The ion library for quantification of methylated γ-carboxylated peptides from rFIX was generated essentially as above, with the following changes. The parameters for Byonic searches are described in Supplementary Data S21-Summary. The criteria for selection of PSMs was the same as above (with select exceptions), and can be found in Supplementary Data S21-Notes. The MS/MS spectra of the PSMs selected to make the ion library can be found in Supplementary Data S10. The ion library generated (Supplementary Data S4) was manually modified to include the unfragmented precursors, as these were predominant ions in the DIA-MS/MS spectra for the selected PSMs, but not in the DDA-MS/MS spectra annotated by Byonic, and also to include Y ions with one methyl group to account for the potential methylation of the glycan in the TTEFWK methylated glycopeptide precursors identified containing one or two methyl groups (Y0 = 825.4141 m/z, Y1 = 1028.4935 m/z, and Y2 = 1190.5463 m/z). Peptide abundance was quantified in PeakView using the following settings: measurement of all peptides/protein and all transitions/peptide; 99% peptide confidence threshold; 1% FDR; 6 min XIC extraction window for all peptides except for the CSFEEAR variants, which used 2 min; and 75 p.p.m. XIC width (Supplementary Data S4). The quantified peptide data was filtered out of values with FDR > 0.01 (Supplementary Data S4). To calculate the level of carboxylation, the abundance of each variant peptide was first normalized to the abundance of all variations of the same peptide. The intensity of all peptide variants with 0, 1, 2, or 3 carboxyl groups were summed, and the % of each carboxyform was calculated. The data were plotted using GraphPad Prism. Statistical analysis was performed using one-tailed t test in Excel (Supplementary Data S4).

Bioinformatic analysis

Gene Ontology analysis was performed using ClueGO v2.5.4 (ref. 140), a plugin of Cytoscape v.3.7.2 (ref. 141), using as universe background the CHO proteome UP000001075 described above formatted for ClueGO, and using standard settings.
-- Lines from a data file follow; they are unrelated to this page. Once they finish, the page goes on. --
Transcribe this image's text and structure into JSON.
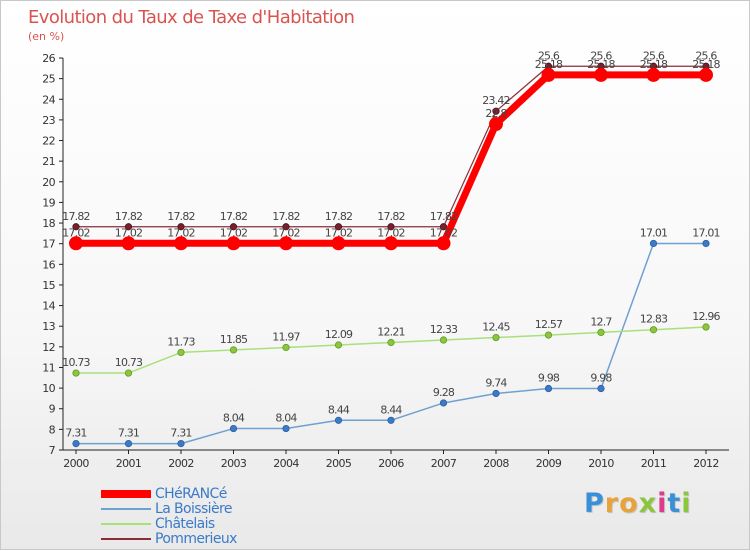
{
  "title": "Evolution du Taux de Taxe d'Habitation",
  "unit": "(en %)",
  "brand": {
    "text": "Proxiti",
    "letters": [
      {
        "ch": "P",
        "color": "#3b8fd6"
      },
      {
        "ch": "r",
        "color": "#e8a23a"
      },
      {
        "ch": "o",
        "color": "#e8a23a"
      },
      {
        "ch": "x",
        "color": "#8cc63f"
      },
      {
        "ch": "i",
        "color": "#e03a8a"
      },
      {
        "ch": "t",
        "color": "#3b8fd6"
      },
      {
        "ch": "i",
        "color": "#8cc63f"
      }
    ]
  },
  "chart_data": {
    "type": "line",
    "x": [
      "2000",
      "2001",
      "2002",
      "2003",
      "2004",
      "2005",
      "2006",
      "2007",
      "2008",
      "2009",
      "2010",
      "2011",
      "2012"
    ],
    "ylim": [
      7,
      26
    ],
    "yticks": [
      7,
      8,
      9,
      10,
      11,
      12,
      13,
      14,
      15,
      16,
      17,
      18,
      19,
      20,
      21,
      22,
      23,
      24,
      25,
      26
    ],
    "grid": false,
    "legend_position": "bottom-left",
    "series": [
      {
        "name": "CHéRANCé",
        "color": "#ff0000",
        "values": [
          17.02,
          17.02,
          17.02,
          17.02,
          17.02,
          17.02,
          17.02,
          17.02,
          22.8,
          25.18,
          25.18,
          25.18,
          25.18
        ],
        "labels": [
          "17.02",
          "17.02",
          "17.02",
          "17.02",
          "17.02",
          "17.02",
          "17.02",
          "17.02",
          "22.8",
          "25.18",
          "25.18",
          "25.18",
          "25.18"
        ]
      },
      {
        "name": "La Boissière",
        "color": "#6fa0cf",
        "values": [
          7.31,
          7.31,
          7.31,
          8.04,
          8.04,
          8.44,
          8.44,
          9.28,
          9.74,
          9.98,
          9.98,
          17.01,
          17.01
        ],
        "labels": [
          "7.31",
          "7.31",
          "7.31",
          "8.04",
          "8.04",
          "8.44",
          "8.44",
          "9.28",
          "9.74",
          "9.98",
          "9.98",
          "17.01",
          "17.01"
        ]
      },
      {
        "name": "Châtelais",
        "color": "#a8e07a",
        "values": [
          10.73,
          10.73,
          11.73,
          11.85,
          11.97,
          12.09,
          12.21,
          12.33,
          12.45,
          12.57,
          12.7,
          12.83,
          12.96
        ],
        "labels": [
          "10.73",
          "10.73",
          "11.73",
          "11.85",
          "11.97",
          "12.09",
          "12.21",
          "12.33",
          "12.45",
          "12.57",
          "12.7",
          "12.83",
          "12.96"
        ]
      },
      {
        "name": "Pommerieux",
        "color": "#8b2e3a",
        "values": [
          17.82,
          17.82,
          17.82,
          17.82,
          17.82,
          17.82,
          17.82,
          17.82,
          23.42,
          25.6,
          25.6,
          25.6,
          25.6
        ],
        "labels": [
          "17.82",
          "17.82",
          "17.82",
          "17.82",
          "17.82",
          "17.82",
          "17.82",
          "17.82",
          "23.42",
          "25.6",
          "25.6",
          "25.6",
          "25.6"
        ]
      }
    ]
  }
}
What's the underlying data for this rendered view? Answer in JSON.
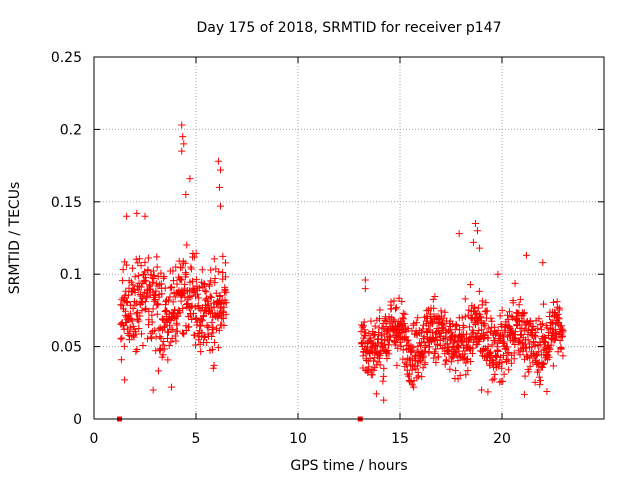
{
  "chart_data": {
    "type": "scatter",
    "title": "Day 175 of 2018, SRMTID for receiver p147",
    "xlabel": "GPS time / hours",
    "ylabel": "SRMTID / TECUs",
    "xlim": [
      0,
      25
    ],
    "ylim": [
      0,
      0.25
    ],
    "xticks": [
      0,
      5,
      10,
      15,
      20
    ],
    "xtick_labels": [
      "0",
      "5",
      "10",
      "15",
      "20"
    ],
    "yticks": [
      0,
      0.05,
      0.1,
      0.15,
      0.2,
      0.25
    ],
    "ytick_labels": [
      "0",
      "0.05",
      "0.1",
      "0.15",
      "0.2",
      "0.25"
    ],
    "grid": true,
    "marker": "plus",
    "color": "#ff0000",
    "series": [
      {
        "name": "SRMTID",
        "segments": [
          {
            "t_start": 1.3,
            "t_end": 6.5,
            "mean": 0.08,
            "spread": 0.028,
            "min": 0.02
          },
          {
            "t_start": 13.1,
            "t_end": 23.0,
            "mean": 0.055,
            "spread": 0.02,
            "min": 0.012
          }
        ],
        "highlights": [
          {
            "x": 4.3,
            "y": 0.203
          },
          {
            "x": 4.35,
            "y": 0.195
          },
          {
            "x": 4.4,
            "y": 0.19
          },
          {
            "x": 4.3,
            "y": 0.185
          },
          {
            "x": 4.7,
            "y": 0.166
          },
          {
            "x": 6.1,
            "y": 0.178
          },
          {
            "x": 6.2,
            "y": 0.172
          },
          {
            "x": 6.15,
            "y": 0.16
          },
          {
            "x": 6.2,
            "y": 0.147
          },
          {
            "x": 1.6,
            "y": 0.14
          },
          {
            "x": 2.1,
            "y": 0.142
          },
          {
            "x": 2.5,
            "y": 0.14
          },
          {
            "x": 4.5,
            "y": 0.155
          },
          {
            "x": 13.3,
            "y": 0.096
          },
          {
            "x": 13.3,
            "y": 0.09
          },
          {
            "x": 17.9,
            "y": 0.128
          },
          {
            "x": 18.7,
            "y": 0.135
          },
          {
            "x": 18.8,
            "y": 0.13
          },
          {
            "x": 18.6,
            "y": 0.122
          },
          {
            "x": 18.9,
            "y": 0.118
          },
          {
            "x": 21.2,
            "y": 0.113
          },
          {
            "x": 22.0,
            "y": 0.108
          },
          {
            "x": 19.8,
            "y": 0.1
          },
          {
            "x": 3.8,
            "y": 0.022
          },
          {
            "x": 2.9,
            "y": 0.02
          },
          {
            "x": 1.5,
            "y": 0.027
          },
          {
            "x": 14.2,
            "y": 0.013
          },
          {
            "x": 19.0,
            "y": 0.02
          },
          {
            "x": 21.1,
            "y": 0.017
          },
          {
            "x": 22.2,
            "y": 0.019
          }
        ],
        "zero_markers": [
          {
            "x": 1.25,
            "y": 0
          },
          {
            "x": 13.05,
            "y": 0
          }
        ]
      }
    ]
  }
}
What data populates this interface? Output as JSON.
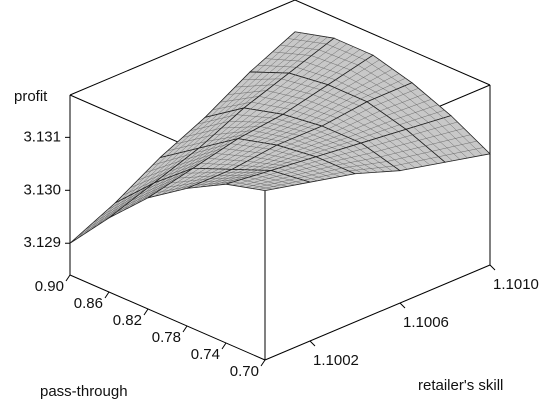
{
  "chart_data": {
    "type": "surface",
    "xlabel": "retailer's skill",
    "ylabel": "pass-through",
    "zlabel": "profit",
    "x": [
      1.1,
      1.1002,
      1.1004,
      1.1006,
      1.1008,
      1.101
    ],
    "y": [
      0.7,
      0.74,
      0.78,
      0.82,
      0.86,
      0.9
    ],
    "z": [
      [
        3.1316,
        3.1314,
        3.1312,
        3.1309,
        3.1307,
        3.1305
      ],
      [
        3.1314,
        3.1313,
        3.1312,
        3.1311,
        3.131,
        3.1309
      ],
      [
        3.131,
        3.131,
        3.1311,
        3.1311,
        3.1312,
        3.1312
      ],
      [
        3.1305,
        3.1307,
        3.1309,
        3.131,
        3.1312,
        3.1314
      ],
      [
        3.1298,
        3.1301,
        3.1304,
        3.1308,
        3.1311,
        3.1314
      ],
      [
        3.129,
        3.1294,
        3.1299,
        3.1303,
        3.1308,
        3.1312
      ]
    ],
    "xlim": [
      1.1,
      1.101
    ],
    "ylim": [
      0.7,
      0.9
    ],
    "zlim": [
      3.1284,
      3.1318
    ],
    "xticks": [
      1.1002,
      1.1006,
      {
        "value": 1.101,
        "label": "1.1010"
      }
    ],
    "yticks": [
      {
        "value": 0.7,
        "label": "0.70"
      },
      0.74,
      0.78,
      0.82,
      0.86,
      {
        "value": 0.9,
        "label": "0.90"
      }
    ],
    "zticks": [
      3.129,
      {
        "value": 3.13,
        "label": "3.130"
      },
      3.131
    ],
    "color": "#c8c8c8"
  }
}
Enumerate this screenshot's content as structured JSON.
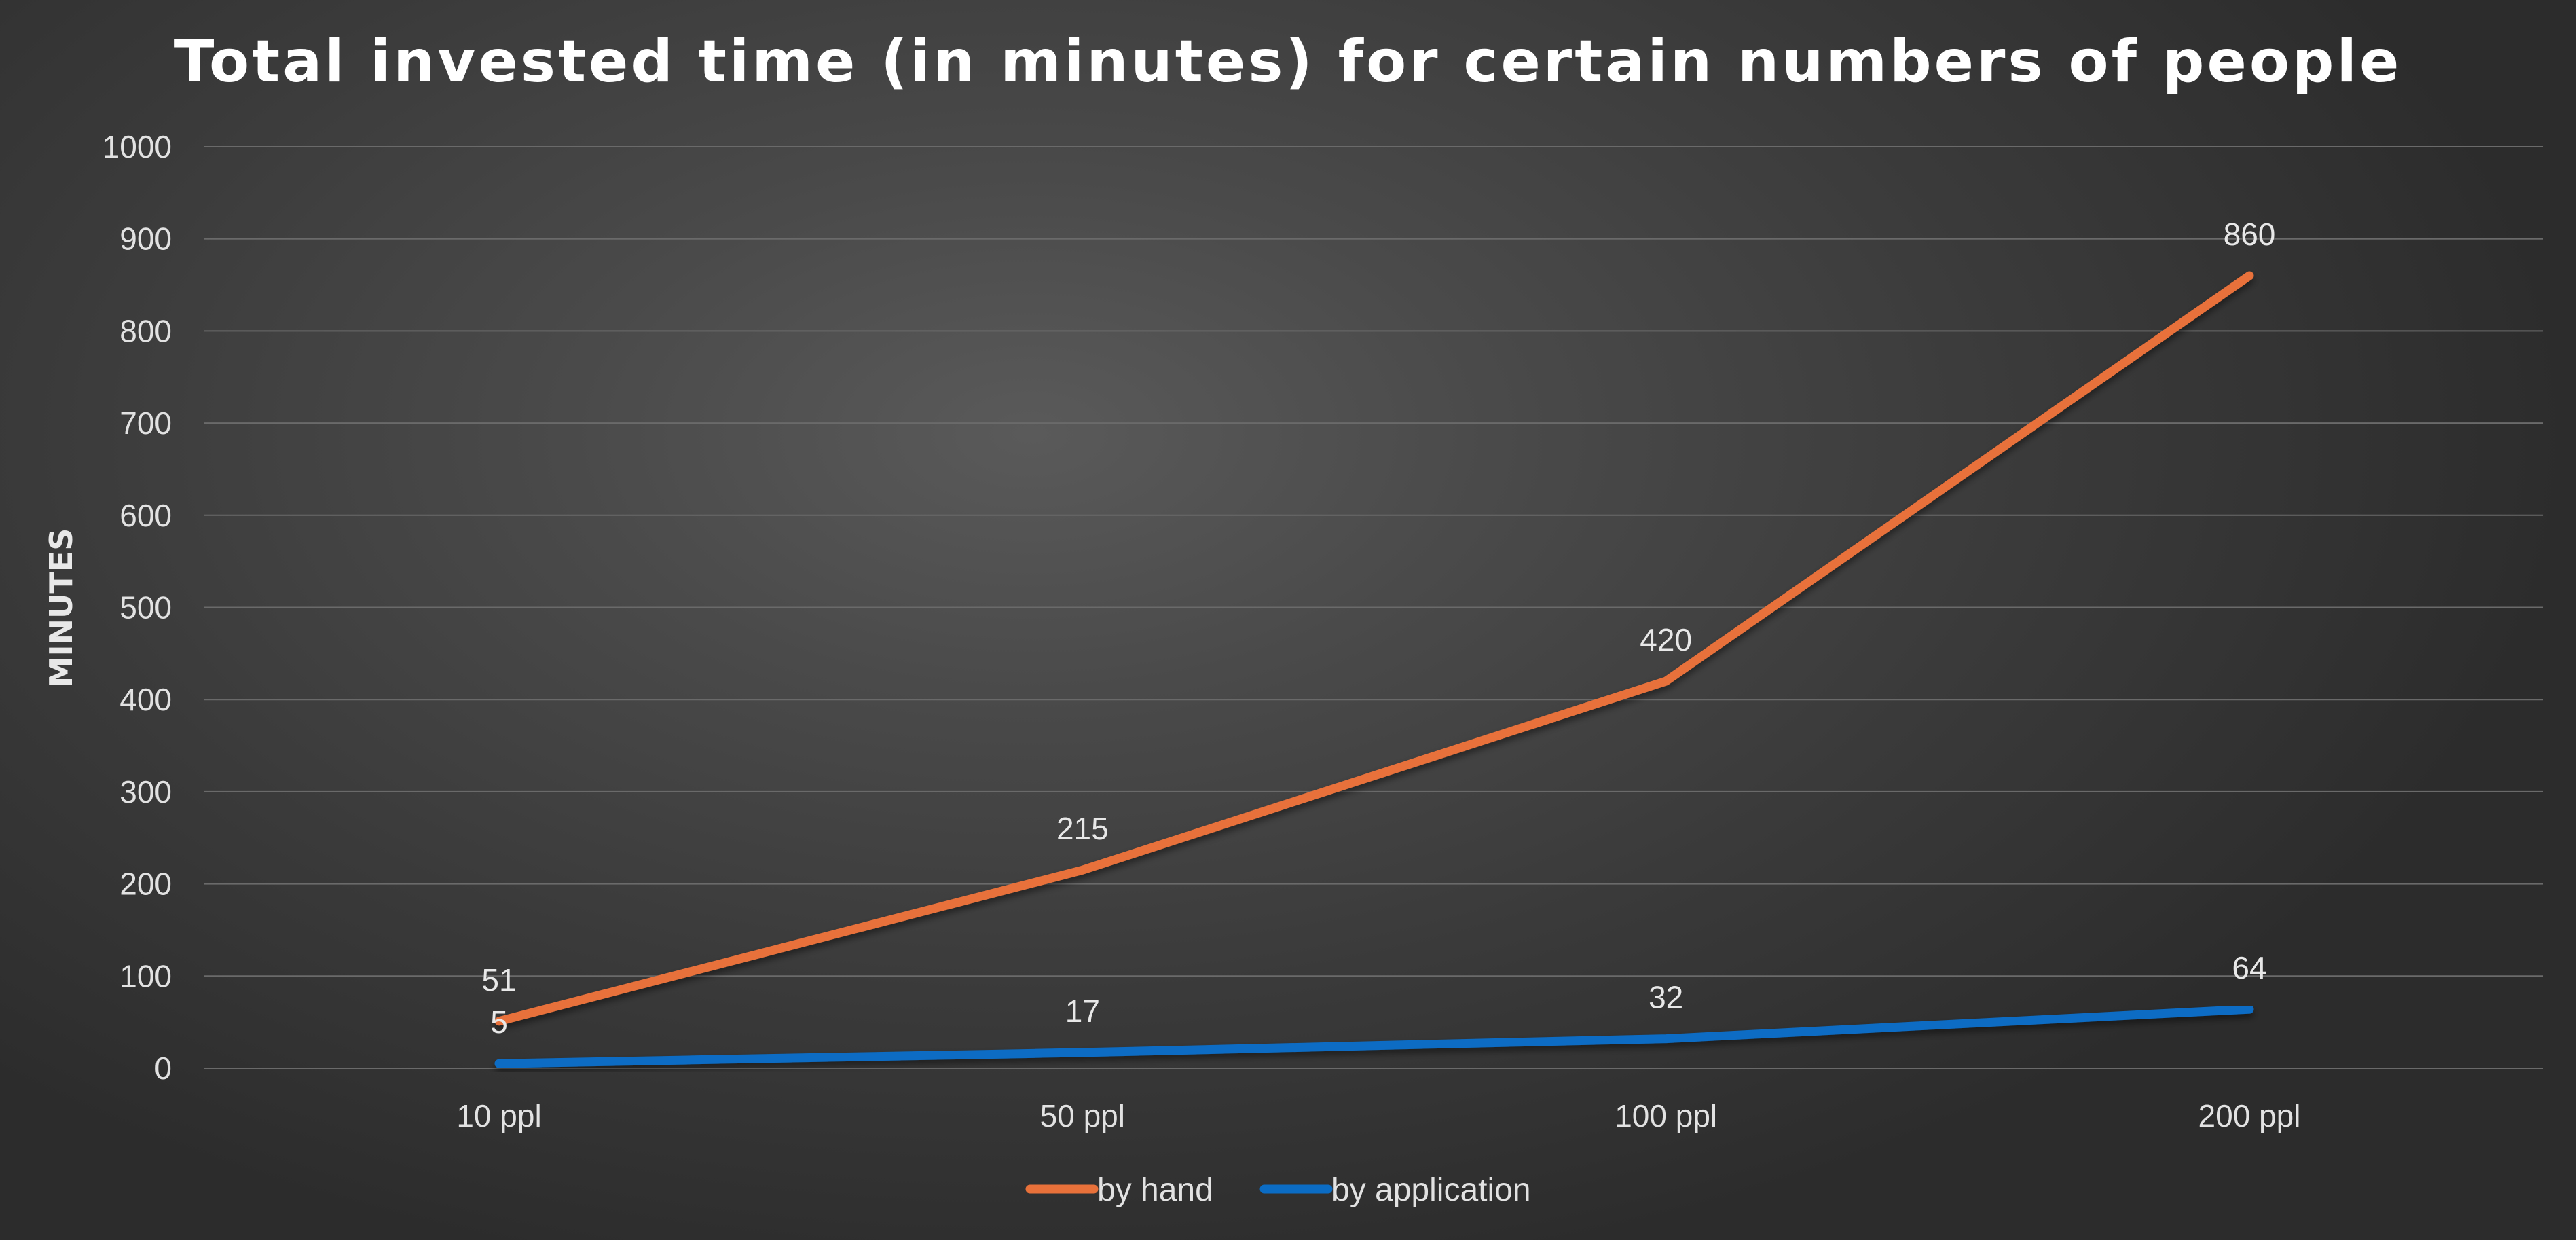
{
  "chart_data": {
    "type": "line",
    "title": "Total invested time (in minutes) for certain numbers of people",
    "xlabel": "",
    "ylabel": "MINUTES",
    "categories": [
      "10 ppl",
      "50 ppl",
      "100 ppl",
      "200 ppl"
    ],
    "ylim": [
      0,
      1000
    ],
    "yticks": [
      0,
      100,
      200,
      300,
      400,
      500,
      600,
      700,
      800,
      900,
      1000
    ],
    "grid": true,
    "legend_position": "bottom",
    "series": [
      {
        "name": "by hand",
        "color": "#e8713a",
        "values": [
          51,
          215,
          420,
          860
        ]
      },
      {
        "name": "by application",
        "color": "#0b6cc4",
        "values": [
          5,
          17,
          32,
          64
        ]
      }
    ]
  }
}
Statistics and reproducibility

One bioreactor per condition was run. Technical replicate samples of bioreactor culture supernatant for each bioreactor were obtained daily for proteomic analysis of supernatant (15 mL), and at day 13 for proteomic analysis of purified product (2 L). Viability and metabolic measurements were performed once/day/bioreactor. For proteomic analysis, all samples were prepared as independent replicates: N = 2 for FIX characterization (DDA analyses) and N = 3 for FIX and FIX PTMs quantification (DIA analyses), and each sample was analyzed and measured once. Statistical analysis of rFIX/trypsin values during bioreactor operation was performed using multiple t tests, with the two-stage linear setup procedure of Benjamini, Krieger, and Yekutieli to assign P values, and Q = 1%, in GraphPad Prism. Statistical analyses of the HCPs and rFIX abundance in purified rFIX samples (N = 3) and at days 3, 6, 9, and 13 in the supernatant were performed using MSstats in R (refs. 55,133,138). Statistical analyses for the posttranslationally modified peptides were performed using one-tailed t test in Excel (Microsoft). A P < 0.05 was considered significant for t test, and P < 10−5 for MSstats.

Reporting summary

Further information on research design is available in the Nature Research Reporting Summary linked to this article.